The ataxia-telangiectasia mutated (ATM) protein kinase is activated by DNA double-strand breaks (DSBs) through the Mre11-Rad50-Nbs1 (MRN) DNA repair complex and orchestrates signaling cascades that initiate the DNA damage response. Cells lacking ATM are also hypersensitive to insults other than DSBs, particularly oxidative stress. We show that oxidation of ATM directly induces ATM activation in the absence of DNA DSBs and the MRN complex. The oxidized form of ATM is a disulfide–cross-linked dimer, and mutation of a critical cysteine residue involved in disulfide bond formation specifically blocked activation through the oxidation pathway. Identification of this pathway explains observations of ATM activation under conditions of oxidative stress and shows that ATM is an important sensor of reactive oxygen species in human cells.

Patients with ataxia-telangiectasia (A-T) lack functional A-T mutated (ATM) protein and exhibit a pleiotropic phenotype that includes cerebellar ataxia, immunodeficiency, premature aging, and a high incidence of lymphoma (1). These defects may be connected through dysfunctional control of reactive oxygen species (ROS), indicated by observations that mammalian cells lacking ATM exhibit high concentrations of ROS and hypersensitivity to agents that induce oxidative stress (2). Lymphoma incidence and the loss of hematopoietic stem cells that occurs in mice lacking ATM can be suppressed by antioxidants (35), indicating an important role for ATM in regulating cellular defenses against redox stress. ATM is activated in response to changes in intracellular redox status (610), but it has not been clear what the initiating event is in these cases or how this relates to Mre11-Rad50-Nbs1 (MRN)–mediated ATM activation that is dependent on DNA double-strand breaks (DSBs).

To address these questions, we used primary human fibroblasts and induced oxidative stress with H2O2 or DSBs with bleomycin (11). Autophosphorylation of ATM on Ser1981, phosphorylation of the tumor suppressor p53 on Ser15, and phosphorylation of the protein kinase Chk2 on Thr68 all occurred in response to H2O2 or to bleomycin treatment (Fig. 1, A to C). Phosphorylation of histone H2AX (γ-H2AX), a marker for DNA DSBs, only occurred after bleomycin treatment (Fig. 1D), indicating that ATM activation induced by H2O2 can occur in the absence of DNA damage. Like histone H2AX, the heterochromatin protein Kap1 was phosphorylated at Ser824 after exposure of cells to bleomycin but not after H2O2 treatment (Fig. 1E), indicating that only a subset of ATM targets that are phosphorylated during the DNA damage response are also phosphorylated during oxidative stress.
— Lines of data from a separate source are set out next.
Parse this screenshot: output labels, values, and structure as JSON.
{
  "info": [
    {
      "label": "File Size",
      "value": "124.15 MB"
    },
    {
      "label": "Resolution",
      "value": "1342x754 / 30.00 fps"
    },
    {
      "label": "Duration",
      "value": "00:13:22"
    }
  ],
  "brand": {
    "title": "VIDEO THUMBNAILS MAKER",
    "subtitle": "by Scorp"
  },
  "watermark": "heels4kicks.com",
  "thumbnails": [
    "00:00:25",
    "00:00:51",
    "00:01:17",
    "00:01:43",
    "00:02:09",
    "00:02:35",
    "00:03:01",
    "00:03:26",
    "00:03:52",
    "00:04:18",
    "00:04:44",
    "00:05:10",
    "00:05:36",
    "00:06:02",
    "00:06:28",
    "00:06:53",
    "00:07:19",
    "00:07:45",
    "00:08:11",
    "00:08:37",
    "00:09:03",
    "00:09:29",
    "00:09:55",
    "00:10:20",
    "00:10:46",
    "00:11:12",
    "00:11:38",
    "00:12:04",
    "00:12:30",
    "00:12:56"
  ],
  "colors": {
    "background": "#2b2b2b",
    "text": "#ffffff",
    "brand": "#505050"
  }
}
Treatment of cells with an ATM-specific inhibitor (Ku-55933) blocked phosphorylation of ATM, p53, and Chk2 during subsequent exposure to H2O2 (Fig. 1, F to H), confirming that they are in fact ATM-dependent. Similar results were also observed in cultured human embryonic kidney (HEK) 293T cells (fig. S1). Our results show a correlation between oxidative stress and phosphorylation of substrates that are not stably associated with DNA (p53 and Chk2), whereas DNA-associated substrates (H2AX and Kap1) are specifically targeted in response to DNA damage when ATM is recruited to DNA by MRN (12, 13).

Fig. 1

Activation of ATM by H2O2 in the absence of DNA DSBs. (A to E) Human primary fibroblasts (GM08399B) were treated with 250 μM H2O2 or 10 μg/ml bleomycin for 30 min. Proteins from cell lysates were analyzed by SDS-PAGE and Western blotting for phospho-ATM Ser1981, phospho-p53 Ser15, phospho-Chk2 Thr68, phospho-histone H2AX Ser140, phospho-Kap1 Ser824, or the nonphosphorylated proteins as indicated. (F to H) Fibroblasts were treated with the ATM inhibitor Ku-55933 for 1 hour before the addition of H2O2 and assayed for ATM phosphorylation events as in (A). (I to L) ATLD fibroblasts expressing GFP [(I) and (J)] or wild-type Mre11 [(K) and (L)] were treated with H2O2 as indicated (25, 50, or 100 μM). Phospho-p53 Ser15 and phospho-Chk2 Thr68 induced by H2O2 were compared with untreated and ATM inhibitor–treated samples and analyzed for ATM phosphorylation events as in (A).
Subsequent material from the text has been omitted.